Attorney Kendall Lewellen, housing subject area manager for the Center for Arkansas Legal Services, told McGrew Section 8 is a different program from public housing and wouldn't be affected by the bill. The city of Hot Springs no longer has public housing, as the local housing authority converted all of its 365 units to the Section 8 program in 2018.
Citing how federal courts invalidated the state's Medicaid work requirement, Lewellen said the public housing work requirement conflicts with federal law and is likely to be challenged in court. She said housing authorities that implement it risk losing their charters.
Laura Kellams, the northwest Arkansas director of Arkansas Advocates for Children and Families, noted how the Medicaid work requirement the state implemented in 2018 led to many people losing their benefits despite meeting eligibility requirements. The following year the state said only a small percentage of the 16,000 people who lost coverage didn't meet the requirements.
"It's the way programs like this are implemented," Kellams told the committee. "People who are working are going to get caught in the red tape.

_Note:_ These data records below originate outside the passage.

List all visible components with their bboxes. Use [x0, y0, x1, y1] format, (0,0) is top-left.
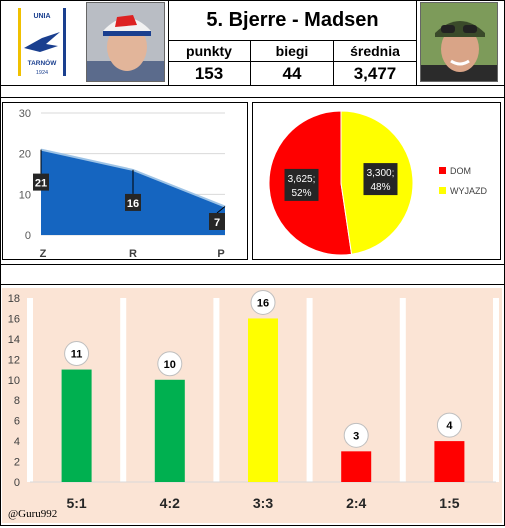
data-label-box: [209, 213, 225, 230]
legend-swatch: [439, 167, 446, 174]
data-label: 16: [127, 198, 139, 210]
data-label: 11: [71, 349, 83, 361]
y-tick-label: 0: [14, 477, 20, 489]
divider: [0, 284, 505, 285]
gridline: [399, 298, 406, 482]
gridline: [493, 298, 499, 482]
rider-photo-right: [420, 2, 498, 82]
divider: [416, 0, 417, 85]
y-tick-label: 14: [8, 334, 20, 346]
pie-value-label: 3,300;: [367, 168, 395, 179]
y-tick-label: 10: [8, 375, 20, 387]
x-tick-label: 4:2: [160, 495, 180, 511]
area-series-line: [40, 148, 226, 208]
data-label: 16: [257, 297, 269, 309]
legend-label: DOM: [450, 166, 471, 176]
y-tick-label: 18: [8, 293, 20, 305]
divider: [168, 61, 417, 62]
gridline: [306, 298, 313, 482]
bar-chart-panel: 0 2 4 6 8 10 12 14 16 18 11 5:1 10 4:2 16 3:3 3 2:4 4 1:5: [2, 288, 502, 523]
divider: [0, 85, 505, 86]
pie-percent-label: 48%: [370, 182, 390, 193]
data-label-bubble: [343, 422, 369, 448]
watermark: @Guru992: [8, 508, 58, 520]
rider-photo-left: [86, 2, 165, 82]
logo-text-bottom: TARNÓW: [28, 58, 58, 67]
y-tick-label: 2: [14, 457, 20, 469]
area-chart: 0 10 20 30 21 Z 16 R 7 P: [19, 108, 226, 260]
divider: [0, 264, 505, 265]
points-label: punkty: [186, 43, 232, 59]
x-tick-label: 1:5: [439, 495, 459, 511]
bar: [248, 318, 278, 482]
divider: [0, 97, 505, 98]
bar: [341, 451, 372, 482]
x-tick-label: Z: [40, 248, 47, 259]
y-tick-label: 30: [19, 108, 31, 120]
bar: [61, 369, 92, 482]
divider: [250, 40, 251, 85]
legend-label: WYJAZD: [450, 186, 487, 196]
pie-chart-panel: 3,625; 52% 3,300; 48% DOM WYJAZD: [252, 102, 501, 260]
average-label: średnia: [350, 43, 400, 59]
y-tick-label: 6: [14, 416, 20, 428]
x-tick-label: R: [129, 248, 137, 259]
y-tick-label: 12: [8, 354, 20, 366]
y-tick-label: 10: [19, 189, 31, 201]
pie-label-box: [284, 168, 319, 201]
club-logo: UNIA TARNÓW 1924: [14, 8, 70, 76]
swallow-icon: [24, 32, 60, 52]
gridline: [120, 298, 127, 482]
heats-label: biegi: [275, 43, 309, 59]
y-tick-label: 0: [25, 230, 31, 242]
logo-text-top: UNIA: [33, 13, 50, 20]
gridline: [213, 298, 220, 482]
pie-chart: 3,625; 52% 3,300; 48% DOM WYJAZD: [268, 110, 487, 256]
data-label: 10: [164, 359, 176, 371]
bar-chart: 0 2 4 6 8 10 12 14 16 18 11 5:1 10 4:2 16 3:3 3 2:4 4 1:5: [2, 288, 502, 523]
points-value: 153: [194, 63, 224, 83]
data-label: 4: [446, 420, 453, 432]
data-label: 3: [353, 430, 359, 442]
data-label-bubble: [157, 351, 183, 377]
data-label-box: [33, 173, 49, 191]
area-chart-panel: 0 10 20 30 21 Z 16 R 7 P: [2, 102, 248, 260]
pie-value-label: 3,625;: [288, 174, 316, 185]
divider: [333, 40, 334, 85]
y-tick-label: 16: [8, 313, 20, 325]
x-tick-label: P: [217, 248, 224, 259]
pie-label-box: [363, 163, 398, 196]
data-label: 21: [35, 178, 47, 190]
legend-swatch: [439, 187, 446, 194]
data-label-bubble: [64, 341, 90, 367]
bar: [154, 379, 185, 482]
gridline: [27, 298, 33, 482]
y-tick-label: 4: [14, 436, 20, 448]
x-tick-label: 2:4: [346, 495, 366, 511]
bar: [434, 441, 465, 482]
data-label-box: [125, 193, 141, 211]
heats-value: 44: [282, 63, 302, 83]
stats-table: 5. Bjerre - Madsen punkty biegi średnia …: [168, 0, 417, 85]
x-tick-label: 3:3: [253, 495, 273, 511]
y-tick-label: 8: [14, 395, 20, 407]
average-value: 3,477: [353, 63, 397, 83]
rider-pair-title: 5. Bjerre - Madsen: [206, 8, 379, 31]
data-label-bubble: [436, 412, 462, 438]
data-label-leader: [216, 206, 226, 214]
divider: [168, 0, 169, 85]
pie-percent-label: 52%: [291, 188, 311, 199]
data-label-bubble: [250, 289, 276, 315]
data-label: 7: [214, 217, 220, 229]
y-tick-label: 20: [19, 149, 31, 161]
logo-text-year: 1924: [36, 70, 48, 76]
x-tick-label: 5:1: [66, 495, 86, 511]
divider: [168, 40, 417, 41]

That's what we saw with Medicaid. It's so hard for them to work through the bureaucratic system to show they're working. It was very difficult for them to work that system."
Underwood told the committee the work requirement would free up public housing for people who "truly need those services" and promote self-sufficiency.
"It's a common-sense policy and one most Arkansans would be in agreement with," he said.
Underwood sponsored 2021 legislation that removed temporary work exemptions from the Supplemental Nutrition Assistance Program, or food stamps. Act 419 removed exemptions for SNAP recipients aged 18 to 49 years old who don't have dependent children and are reentering society after being in prison, a halfway house or drug and alcohol treatment program.
Kellams said the public housing work requirement would apply to more people than Underwood's food stamp bill, noting it would require people as old as 64 to work part-time or volunteer. The exemption for people caring for dependent children is also narrower, applying only to those with a child younger than 4 months.
"Research shows that work requirements don't improve employment outcomes or raise people out of poverty," she told the committee. "It's easier for people to get stable employment if they first have stable housing. We shouldn't take it away from those who have trouble getting on their feet."
Rep. David Ray, R-District 40, of Maumelle, said the work requirement is needed in light of the thousands of unfilled jobs in the state. He said there are 60,000 job openings in Arkansas and 7 million working-age adult men who aren't participating in the national workforce.
"Some of the testimony characterized the work requirement as almost punitive," he told the committee. "That bothers me. Work is a good thing. It's beneficial to individuals and society. It promotes human flourishing and fulfillment. I don't think it's cruel or inhumane to ask able-bodied adults to work part-time in exchange for government services."